Coincidentally, I was at the Farragut Chamber of Commerce Christmas Party. It was coincidental because I ran into an acquaintance who spoke some truth and light into my previous post about the Good Old Days. For the record, his name is John Haney.
John was talking about his daughters. He told me that one day I would be just like him talking to someone younger than me with a kid and telling them how fast they grow up. He said that before you know it, you start sounding like that “old guy”.
What was so profound was when he said that “That’s why people love Christmas so much.” John said that it reminds people of their past. As I thought about that, the truth sank deeper and deeper. Christmas (and other holidays/traditions) hold so many memories and layers.
You remember Christmas as a kid with your family. Then you become a single adult and the holiday takes a different form. Then you get married, have a kid(s), family grows, etc. It constantly evolves. And each year you reflect on your past and traditions.
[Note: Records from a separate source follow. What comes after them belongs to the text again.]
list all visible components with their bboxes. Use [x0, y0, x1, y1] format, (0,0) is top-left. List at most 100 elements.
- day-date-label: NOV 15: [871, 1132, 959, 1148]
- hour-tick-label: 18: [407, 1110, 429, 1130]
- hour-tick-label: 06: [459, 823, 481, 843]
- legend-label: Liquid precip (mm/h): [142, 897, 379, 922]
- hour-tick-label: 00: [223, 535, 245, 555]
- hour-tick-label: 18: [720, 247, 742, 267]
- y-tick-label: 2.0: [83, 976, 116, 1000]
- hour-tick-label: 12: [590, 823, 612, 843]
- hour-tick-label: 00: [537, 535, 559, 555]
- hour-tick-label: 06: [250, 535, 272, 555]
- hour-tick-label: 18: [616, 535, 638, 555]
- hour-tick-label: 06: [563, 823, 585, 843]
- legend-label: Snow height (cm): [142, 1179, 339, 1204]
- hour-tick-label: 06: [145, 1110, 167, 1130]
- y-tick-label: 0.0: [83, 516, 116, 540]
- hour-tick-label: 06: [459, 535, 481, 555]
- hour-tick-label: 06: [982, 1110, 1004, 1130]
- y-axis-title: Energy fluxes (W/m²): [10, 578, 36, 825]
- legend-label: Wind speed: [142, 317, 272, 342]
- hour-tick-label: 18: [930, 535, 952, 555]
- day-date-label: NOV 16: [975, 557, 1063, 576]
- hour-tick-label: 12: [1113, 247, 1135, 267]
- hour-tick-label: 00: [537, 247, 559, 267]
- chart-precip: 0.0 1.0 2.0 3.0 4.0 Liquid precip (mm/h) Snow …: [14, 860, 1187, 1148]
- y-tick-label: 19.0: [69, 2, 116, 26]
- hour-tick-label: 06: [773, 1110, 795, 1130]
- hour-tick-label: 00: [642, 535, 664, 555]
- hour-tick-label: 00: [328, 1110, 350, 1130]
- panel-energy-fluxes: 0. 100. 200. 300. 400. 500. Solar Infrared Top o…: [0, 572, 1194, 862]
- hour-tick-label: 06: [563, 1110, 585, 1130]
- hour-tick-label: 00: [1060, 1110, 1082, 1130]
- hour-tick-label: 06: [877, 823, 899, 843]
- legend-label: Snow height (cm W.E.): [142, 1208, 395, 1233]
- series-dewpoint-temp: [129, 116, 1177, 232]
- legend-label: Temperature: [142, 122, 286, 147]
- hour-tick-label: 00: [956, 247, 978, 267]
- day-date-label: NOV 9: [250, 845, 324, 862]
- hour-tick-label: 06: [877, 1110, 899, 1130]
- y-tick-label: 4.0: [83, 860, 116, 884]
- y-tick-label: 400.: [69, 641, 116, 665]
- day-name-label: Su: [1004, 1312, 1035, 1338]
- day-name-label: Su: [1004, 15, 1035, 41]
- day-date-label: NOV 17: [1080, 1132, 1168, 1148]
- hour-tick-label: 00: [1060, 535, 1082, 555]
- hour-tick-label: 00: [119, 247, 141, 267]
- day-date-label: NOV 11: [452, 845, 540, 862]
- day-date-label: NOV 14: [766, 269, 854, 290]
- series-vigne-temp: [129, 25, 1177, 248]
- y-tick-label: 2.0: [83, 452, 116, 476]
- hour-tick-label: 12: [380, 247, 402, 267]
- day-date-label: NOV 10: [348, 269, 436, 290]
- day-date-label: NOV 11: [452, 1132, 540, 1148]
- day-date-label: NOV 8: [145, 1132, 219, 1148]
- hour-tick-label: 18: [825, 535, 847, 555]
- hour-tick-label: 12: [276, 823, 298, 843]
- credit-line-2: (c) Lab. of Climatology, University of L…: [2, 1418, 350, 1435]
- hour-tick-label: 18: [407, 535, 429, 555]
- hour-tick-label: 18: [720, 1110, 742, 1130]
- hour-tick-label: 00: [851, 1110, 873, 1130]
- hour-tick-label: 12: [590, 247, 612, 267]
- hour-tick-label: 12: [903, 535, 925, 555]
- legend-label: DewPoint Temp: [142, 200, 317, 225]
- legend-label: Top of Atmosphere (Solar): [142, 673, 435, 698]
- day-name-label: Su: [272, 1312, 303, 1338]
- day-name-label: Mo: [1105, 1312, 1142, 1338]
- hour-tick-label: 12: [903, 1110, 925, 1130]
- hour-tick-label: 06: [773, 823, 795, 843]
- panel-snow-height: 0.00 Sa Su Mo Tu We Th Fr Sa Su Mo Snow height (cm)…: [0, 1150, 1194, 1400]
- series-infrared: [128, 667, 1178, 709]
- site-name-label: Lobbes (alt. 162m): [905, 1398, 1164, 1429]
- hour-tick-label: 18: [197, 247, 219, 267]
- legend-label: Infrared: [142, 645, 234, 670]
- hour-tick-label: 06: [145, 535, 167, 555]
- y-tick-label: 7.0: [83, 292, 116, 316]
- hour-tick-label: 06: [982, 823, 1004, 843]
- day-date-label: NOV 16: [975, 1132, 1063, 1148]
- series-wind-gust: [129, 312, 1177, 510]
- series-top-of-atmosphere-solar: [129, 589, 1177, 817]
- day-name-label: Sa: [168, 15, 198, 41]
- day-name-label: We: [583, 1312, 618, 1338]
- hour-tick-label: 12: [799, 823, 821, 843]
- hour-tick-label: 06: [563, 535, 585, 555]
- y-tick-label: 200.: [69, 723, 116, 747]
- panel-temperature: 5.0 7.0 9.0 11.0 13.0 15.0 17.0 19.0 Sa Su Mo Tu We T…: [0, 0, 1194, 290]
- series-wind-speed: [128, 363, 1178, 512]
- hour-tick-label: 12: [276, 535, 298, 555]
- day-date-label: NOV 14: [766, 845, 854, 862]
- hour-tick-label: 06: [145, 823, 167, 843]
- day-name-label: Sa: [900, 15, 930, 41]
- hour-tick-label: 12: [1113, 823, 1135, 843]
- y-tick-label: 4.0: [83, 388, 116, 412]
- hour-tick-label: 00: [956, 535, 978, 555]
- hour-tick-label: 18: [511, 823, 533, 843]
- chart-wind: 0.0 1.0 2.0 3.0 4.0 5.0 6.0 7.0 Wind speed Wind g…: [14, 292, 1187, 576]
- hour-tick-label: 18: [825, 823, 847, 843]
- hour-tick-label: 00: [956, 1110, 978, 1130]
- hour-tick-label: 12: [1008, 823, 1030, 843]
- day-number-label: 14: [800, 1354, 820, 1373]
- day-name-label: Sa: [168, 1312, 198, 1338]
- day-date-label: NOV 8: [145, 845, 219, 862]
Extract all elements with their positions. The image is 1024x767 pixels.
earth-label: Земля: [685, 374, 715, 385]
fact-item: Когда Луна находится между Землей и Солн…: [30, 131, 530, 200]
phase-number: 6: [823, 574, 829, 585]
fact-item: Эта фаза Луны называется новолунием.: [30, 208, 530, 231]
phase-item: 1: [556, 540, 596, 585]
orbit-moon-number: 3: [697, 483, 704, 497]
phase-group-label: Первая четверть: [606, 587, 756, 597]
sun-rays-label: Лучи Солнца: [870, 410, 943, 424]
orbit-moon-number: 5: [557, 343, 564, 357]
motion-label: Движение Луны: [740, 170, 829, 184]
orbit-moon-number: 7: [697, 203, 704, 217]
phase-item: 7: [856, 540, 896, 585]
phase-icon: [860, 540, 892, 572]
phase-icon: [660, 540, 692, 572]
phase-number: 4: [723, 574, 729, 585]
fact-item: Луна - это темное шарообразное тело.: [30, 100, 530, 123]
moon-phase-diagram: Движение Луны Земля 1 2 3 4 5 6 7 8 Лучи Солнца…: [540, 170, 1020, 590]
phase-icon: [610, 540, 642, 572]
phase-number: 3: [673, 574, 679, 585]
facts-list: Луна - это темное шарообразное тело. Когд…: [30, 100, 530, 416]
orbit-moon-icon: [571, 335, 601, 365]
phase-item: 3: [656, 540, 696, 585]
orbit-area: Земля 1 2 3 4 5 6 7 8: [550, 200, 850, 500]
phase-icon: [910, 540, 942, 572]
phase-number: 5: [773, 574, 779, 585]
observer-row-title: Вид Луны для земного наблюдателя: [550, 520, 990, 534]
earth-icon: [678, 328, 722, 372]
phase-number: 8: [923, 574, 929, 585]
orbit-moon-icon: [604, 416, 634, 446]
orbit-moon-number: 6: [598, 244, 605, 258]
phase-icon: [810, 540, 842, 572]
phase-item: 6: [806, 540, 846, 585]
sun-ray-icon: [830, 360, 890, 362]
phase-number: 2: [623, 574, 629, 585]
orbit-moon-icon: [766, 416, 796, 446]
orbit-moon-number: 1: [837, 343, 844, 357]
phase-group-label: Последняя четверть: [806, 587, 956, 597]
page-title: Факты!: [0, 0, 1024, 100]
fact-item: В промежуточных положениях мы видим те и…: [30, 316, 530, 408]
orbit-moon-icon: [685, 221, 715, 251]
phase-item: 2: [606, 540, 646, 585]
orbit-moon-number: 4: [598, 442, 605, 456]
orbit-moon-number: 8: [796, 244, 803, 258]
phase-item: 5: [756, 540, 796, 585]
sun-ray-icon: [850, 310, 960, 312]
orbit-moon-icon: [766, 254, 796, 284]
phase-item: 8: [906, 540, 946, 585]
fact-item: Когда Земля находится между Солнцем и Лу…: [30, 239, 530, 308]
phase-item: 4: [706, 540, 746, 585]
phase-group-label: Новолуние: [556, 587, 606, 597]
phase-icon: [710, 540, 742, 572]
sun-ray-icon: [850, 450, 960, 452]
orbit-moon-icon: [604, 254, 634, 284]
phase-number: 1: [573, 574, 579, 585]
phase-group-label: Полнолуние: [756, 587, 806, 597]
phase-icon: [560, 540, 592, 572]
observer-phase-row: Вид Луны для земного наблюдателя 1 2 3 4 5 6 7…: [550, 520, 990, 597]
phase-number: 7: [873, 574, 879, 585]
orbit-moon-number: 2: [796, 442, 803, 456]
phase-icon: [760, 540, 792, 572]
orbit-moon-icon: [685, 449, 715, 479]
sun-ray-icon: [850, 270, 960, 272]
Christmas holds a special place in your heart.
It’s one of the few times during our lives when we get to experience the “golden days” as opposed to reflecting back on the “golden days”. This sparked a thought that I wanted to capitalize on. Traditions help us value “golden days” while still in the present.
However, if they are held too frequently such as Sunday dinners, they will be taken for granted. If they are too infrequent such as an annual holiday, they will not be valued respectively.
So what is the magic number of days to hold these traditions? I don’t know.
What should these traditions look like and how can we draw out the nostalgia? I don’t know.
But what I do know is that we are getting closer, and closer to the answer. Life doesn’t have to be a sad reflection. It can/should be filled with adventures and a present mind that appreciates what is happening without having to look back in appreciation.